To fight America's opioid epidemic, lawmakers and regulators have clamped down hard on doctors' prescribing practices.
But one avenue for obtaining prescription opioids appears to have been overlooked, according to a new study.
Veterinarians are prescribing large quantities of opioids to pets, raising concern that some people might be using Fido or Snuggles to feed theiraddiction.
Opioid prescriptions from the University of Pennsylvania's School of Veterinary Medicine rose 41 percent between 2007 and 2017, even though the annual number of visits increased by just 13 percent, researchers found.

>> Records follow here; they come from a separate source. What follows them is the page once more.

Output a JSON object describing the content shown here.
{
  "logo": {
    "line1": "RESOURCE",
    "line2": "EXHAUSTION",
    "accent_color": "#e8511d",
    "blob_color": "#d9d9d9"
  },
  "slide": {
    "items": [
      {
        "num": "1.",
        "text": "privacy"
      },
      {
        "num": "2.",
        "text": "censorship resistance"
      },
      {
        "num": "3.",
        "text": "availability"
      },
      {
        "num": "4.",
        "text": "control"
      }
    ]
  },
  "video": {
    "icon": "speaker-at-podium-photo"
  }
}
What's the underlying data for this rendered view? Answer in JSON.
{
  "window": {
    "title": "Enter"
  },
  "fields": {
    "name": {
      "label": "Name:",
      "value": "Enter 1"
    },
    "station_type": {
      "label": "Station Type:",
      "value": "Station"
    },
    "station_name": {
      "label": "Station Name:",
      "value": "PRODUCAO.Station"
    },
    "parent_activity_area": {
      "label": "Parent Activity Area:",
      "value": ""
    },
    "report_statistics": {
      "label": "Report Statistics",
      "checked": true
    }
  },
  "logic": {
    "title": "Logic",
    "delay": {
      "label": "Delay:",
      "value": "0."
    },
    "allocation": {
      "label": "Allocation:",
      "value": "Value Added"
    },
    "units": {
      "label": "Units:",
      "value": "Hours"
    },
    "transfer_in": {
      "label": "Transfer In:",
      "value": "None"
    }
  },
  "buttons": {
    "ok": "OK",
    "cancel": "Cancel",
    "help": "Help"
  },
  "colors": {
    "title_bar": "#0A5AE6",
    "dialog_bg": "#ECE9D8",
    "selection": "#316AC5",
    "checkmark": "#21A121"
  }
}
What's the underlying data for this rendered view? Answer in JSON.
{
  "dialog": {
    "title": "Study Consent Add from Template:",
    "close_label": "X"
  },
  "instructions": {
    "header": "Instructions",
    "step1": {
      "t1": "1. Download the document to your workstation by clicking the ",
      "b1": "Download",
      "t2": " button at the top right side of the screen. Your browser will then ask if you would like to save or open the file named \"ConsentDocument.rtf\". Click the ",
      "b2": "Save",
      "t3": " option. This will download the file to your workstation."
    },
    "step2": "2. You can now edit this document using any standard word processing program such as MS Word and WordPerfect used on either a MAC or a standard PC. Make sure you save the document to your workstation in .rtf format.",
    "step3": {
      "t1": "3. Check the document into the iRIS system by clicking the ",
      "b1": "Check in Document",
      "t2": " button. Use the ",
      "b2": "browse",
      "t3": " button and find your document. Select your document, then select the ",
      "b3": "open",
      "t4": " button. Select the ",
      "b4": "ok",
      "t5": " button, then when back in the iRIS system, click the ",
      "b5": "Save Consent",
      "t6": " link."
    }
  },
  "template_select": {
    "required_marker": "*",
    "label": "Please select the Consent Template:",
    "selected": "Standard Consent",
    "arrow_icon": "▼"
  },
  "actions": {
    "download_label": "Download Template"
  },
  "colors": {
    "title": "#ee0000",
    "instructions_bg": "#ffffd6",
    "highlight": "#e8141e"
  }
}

Penn Vet handed out 105 million tramadol tablets, 97,500 hydrocodone (Hycodan) tablets, and nearly 39,000 codeine tablets during the study period, results show.
"I think it would come as a surprise to everyone, the quantities," said senior author Dr. Jeanmarie Perrone, director of medical toxicology at the University of Pennsylvania's Perelman School of Medicine.
Not just for pets
It's very likely at least some of these drugs wound up being used by humans, said Emily Feinstein, executive vice president of the Center on Addiction.
"There's a small percentage, I'm sure, of people in this data who are using their pets and an encounter with a veterinarian as a means of getting themselves opioids," Feinstein said.
The U.S. opioid crisis led to roughly 50,000 overdose deaths in 2017, according to the U.S. Centers for Disease Control and Prevention.